Sorption of Eu(III) on quartz at high salt concentrations

Abstract

Sorption of Eu(III) onto quartz from highly saline solutions (up to 5 M NaCl) for pHc 2–9 ha s been studied by measuring sorption edges. The acid-base titrations of the silica surface suggest the rather unusual presence of two different sites that has been the object of recent discussions in the literature. Europium uptake results show the usual behaviour with a steep pH-edge and nearly complete removal at sufficiently high pH. Previous spectroscopic data on this system suggest the presence of two bidentate surface complexes with different proton stoichiometry. Based on this, a self-consistent Surface Complexation Model (SCM) was fitted to the full set of experimental data, from 0.1 to 5 M NaCl, using a coupled Pitzer/surface complexation approach. The Pitzer model was applied to aqueous species. A Basic Stern Model was used for interfacial electrostatics of the system, which includes ion-specific effects via ion-pair formation. Parameter fitting was done using the general parameter estimation software UCODE coupled to a modified version of FITEQL2 involving separate calculations of the respective ionic strength corrections.

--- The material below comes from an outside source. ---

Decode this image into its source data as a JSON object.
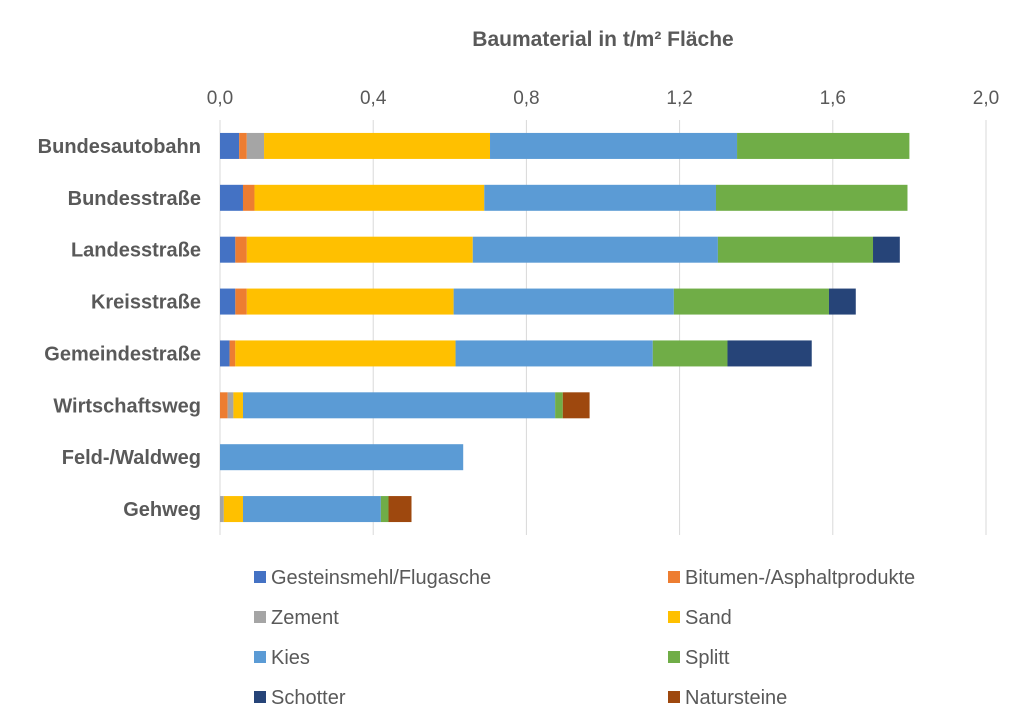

At high ionic strength (>1 M), the surface potential is strongly screened by ion-pair formation and the diffuse layer potential is negligibly low, which justifies the extension of the standard electrostatic model to these harsh conditions. Overall, our model is able to describe the full set of analysed data. To the knowledge of the authors this is the first comprehensive work studying solid surface titrations and cation uptake up to high salt levels and applying electrostatics models to describe the solid interface at these particular conditions. It is expected that these first systematic data acquisition along with the detailed modelling can serve as a benchmark for the modelling of future studies on sorption in highly saline systems.